En los últimos años, la tecnología en el aula dejó de ser una novedad para convertirse en parte cotidiana de la vida escolar: laptops, tablets, plataformas digitales de aprendizaje y, más recientemente, herramientas de inteligencia artificial. Esta transformación trae oportunidades reales, pero también genera dudas legítimas entre las familias:

  • ¿Cuántas horas de pantalla son razonables para un niño en edad escolar?
  • ¿La tecnología ayuda a aprender o distrae?
  • ¿Cómo saber si una escuela está usando la tecnología con propósito o solo por moda?

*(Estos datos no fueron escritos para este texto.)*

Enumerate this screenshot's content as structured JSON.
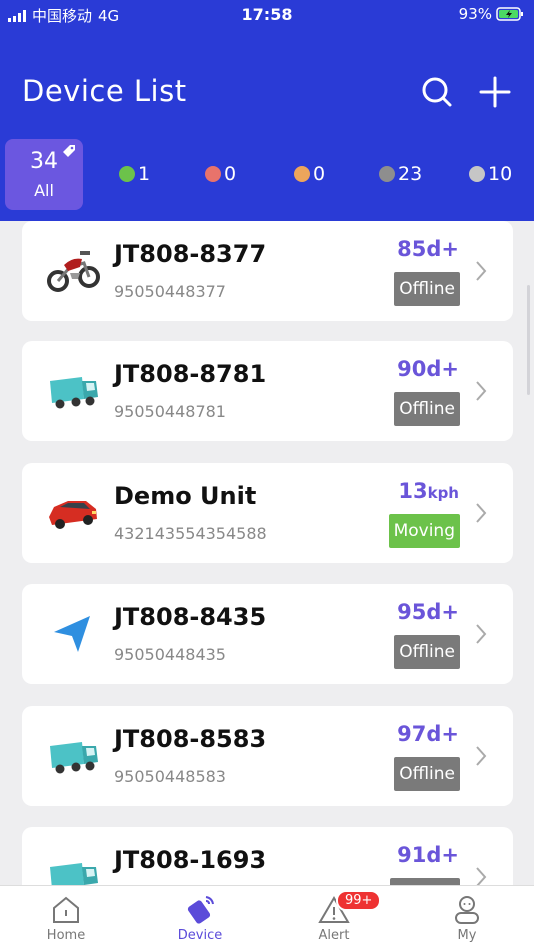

Estas preguntas son válidas, y en Peterson creemos que merecen respuestas claras, no solo promesas de innovación.

Tecnología con un propósito, no tecnología por sí misma

Una laptop puede abrir la puerta a la investigación, la creación, la colaboración y la resolución de problemas. Pero no todas las experiencias de aprendizaje necesitan una pantalla.

Hay momentos en los que conversar, escribir a mano, experimentar, leer un libro físico, construir con las manos o enfrentarse a un problema sin una respuesta inmediata desarrollan habilidades fundamentales como:

  • La atención sostenida
  • El pensamiento profundo
  • La colaboración cara a cara
  • La tolerancia a la frustración

Por eso, integrar tecnología y aprendizaje en el aula debería partir siempre de una misma pregunta: ¿esta herramienta enriquece de verdad lo que el alumno está aprendiendo, o solo lo mantiene ocupado?

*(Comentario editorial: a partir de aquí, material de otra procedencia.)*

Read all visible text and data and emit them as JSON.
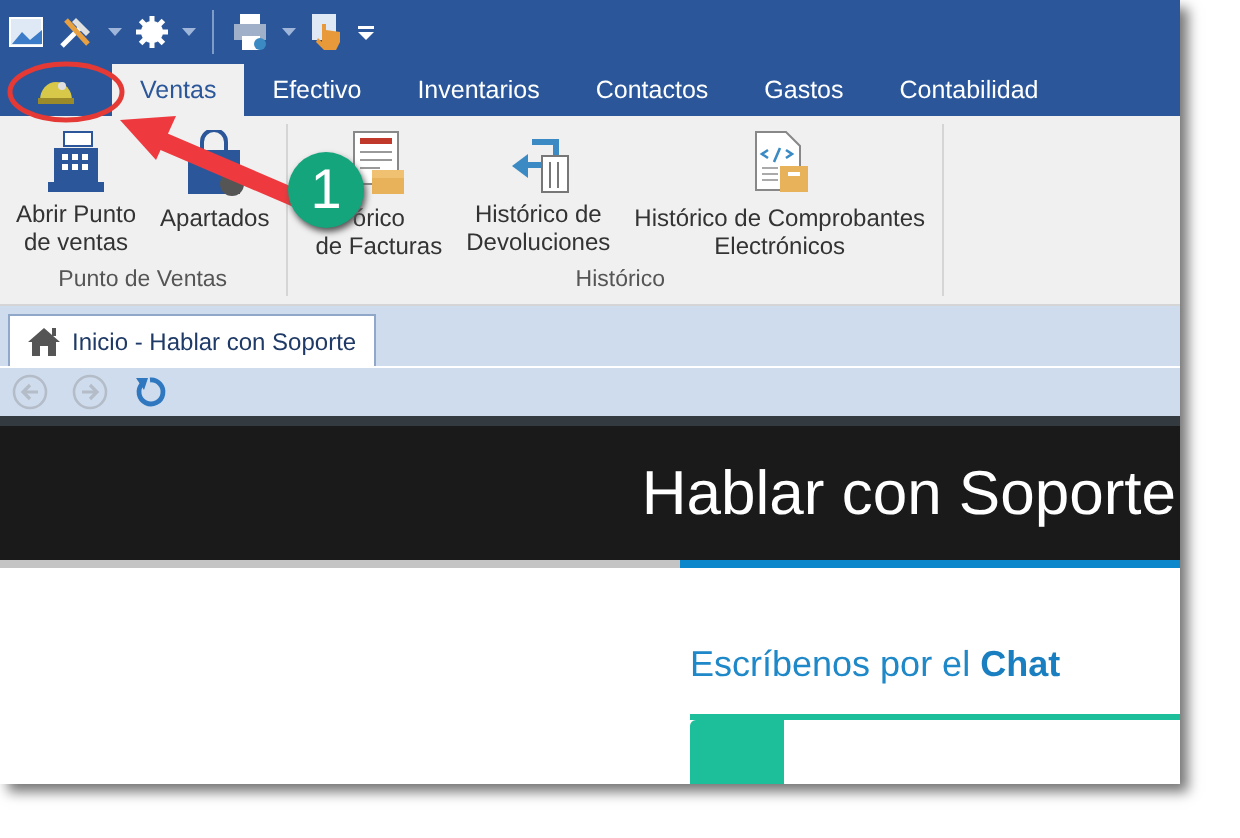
{
  "ribbon_tabs": [
    {
      "label": "Ventas",
      "selected": true
    },
    {
      "label": "Efectivo",
      "selected": false
    },
    {
      "label": "Inventarios",
      "selected": false
    },
    {
      "label": "Contactos",
      "selected": false
    },
    {
      "label": "Gastos",
      "selected": false
    },
    {
      "label": "Contabilidad",
      "selected": false
    }
  ],
  "ribbon_groups": [
    {
      "label": "Punto de Ventas",
      "buttons": [
        {
          "kind": "register",
          "lines": [
            "Abrir Punto",
            "de ventas"
          ]
        },
        {
          "kind": "bag",
          "lines": [
            "Apartados"
          ]
        }
      ]
    },
    {
      "label": "Histórico",
      "buttons": [
        {
          "kind": "invoice",
          "lines": [
            "órico",
            "de Facturas"
          ]
        },
        {
          "kind": "return",
          "lines": [
            "Histórico de",
            "Devoluciones"
          ]
        },
        {
          "kind": "xmldoc",
          "lines": [
            "Histórico de Comprobantes",
            "Electrónicos"
          ]
        }
      ]
    }
  ],
  "document_tabs": [
    {
      "label": "Inicio - Hablar con Soporte",
      "selected": true
    }
  ],
  "navigation": [
    {
      "kind": "back",
      "disabled": true
    },
    {
      "kind": "forward",
      "disabled": true
    },
    {
      "kind": "refresh",
      "disabled": false
    }
  ],
  "banner": {
    "title": "Hablar con Soporte"
  },
  "chat_heading": "Escríbenos por el **Chat**",
  "callout": {
    "number": "1"
  }
}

El uso de pantallas en niños: lo que dice la evidencia

Diversos estudios en pedagogía y neurodesarrollo coinciden en algo importante: no es la cantidad de tiempo frente a una pantalla lo que determina el impacto en el aprendizaje, sino la calidad de esa interacción. Un niño que usa una pantalla para investigar, crear un proyecto o colaborar con compañeros está teniendo una experiencia muy distinta a una en la que simplemente consume contenido de forma pasiva.

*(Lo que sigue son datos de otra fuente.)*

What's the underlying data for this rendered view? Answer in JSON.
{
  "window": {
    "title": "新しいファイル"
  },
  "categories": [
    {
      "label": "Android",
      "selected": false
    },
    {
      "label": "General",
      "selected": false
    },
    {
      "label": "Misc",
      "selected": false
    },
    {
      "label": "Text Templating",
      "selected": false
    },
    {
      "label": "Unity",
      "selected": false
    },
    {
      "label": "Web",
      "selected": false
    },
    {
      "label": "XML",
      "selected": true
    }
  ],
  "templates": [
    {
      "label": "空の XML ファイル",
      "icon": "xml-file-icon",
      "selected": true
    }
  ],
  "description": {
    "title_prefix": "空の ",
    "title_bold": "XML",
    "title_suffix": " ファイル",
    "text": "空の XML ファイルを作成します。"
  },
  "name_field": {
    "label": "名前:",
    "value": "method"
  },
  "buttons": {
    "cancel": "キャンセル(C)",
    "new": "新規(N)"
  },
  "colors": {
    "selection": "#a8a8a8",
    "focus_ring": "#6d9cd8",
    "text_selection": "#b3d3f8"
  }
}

Esto es especialmente relevante en la educación digital de los primeros años, donde el equilibrio entre momentos con y sin pantalla es clave para un desarrollo cognitivo y socioemocional saludable.

Aprender cuándo encender la tecnología… y cuándo apagarla

En Peterson buscamos avanzar hacia un uso cada vez más intencional de la tecnología. Esto significa utilizar laptops, plataformas digitales e incluso herramientas de inteligencia artificial en la educación cuando aportan una posibilidad real de profundizar el aprendizaje, y reconocer también aquellos momentos en los que trabajar sin pantalla ofrece una mejor experiencia.

En Elementary Cuajimalpa, por ejemplo, los dispositivos estarán disponibles principalmente para actividades colaborativas, investigación y proyectos específicos, mientras que cada maestro podrá determinar cuándo la tecnología aporta verdadero valor a sus objetivos de aprendizaje.

Este enfoque responde a una convicción central de nuestro modelo educativo: la tecnología es un medio, no un fin. El objetivo no es formar alumnos que simplemente sepan usar tecnología, sino estudiantes capaces de comprender cuándo vale la pena utilizarla, para qué, y cuándo es mejor prescindir de ella.

Recomendaciones prácticas para las familias

El acompañamiento en casa también es clave para que el uso de la tecnología en la educación tenga un impacto positivo. Algunas ideas que compartimos con nuestras familias:

  1. Prioriza la calidad sobre la cantidad. Pregunta a tus hijos qué hicieron con la tecnología, no solo cuánto tiempo la usaron.
  2. Establece momentos sin pantalla en casa, como las comidas o antes de dormir, para equilibrar los tiempos digitales.
  3. Conversa sobre lo que hacen en línea, igual que preguntarías sobre su día en la escuela.
  4. Modela el uso que quieres ver. Los niños aprenden observando cómo los adultos usan sus propios dispositivos.
  5. Confía en el criterio pedagógico de la escuela, y pregunta cómo se integra la tecnología en el plan de estudios de tu hijo.
  6. Preparar a los niños para un mundo tecnológico, con criterio

Porque preparar a los niños para un mundo cada vez más tecnológico también significa enseñarles que una pantalla es una herramienta, no el centro del aprendizaje. En Peterson, ese es precisamente nuestro compromiso: acompañar a cada alumno a desarrollar el criterio para decidir cuándo la tecnología suma, y cuándo el verdadero aprendizaje ocurre lejos de una pantalla.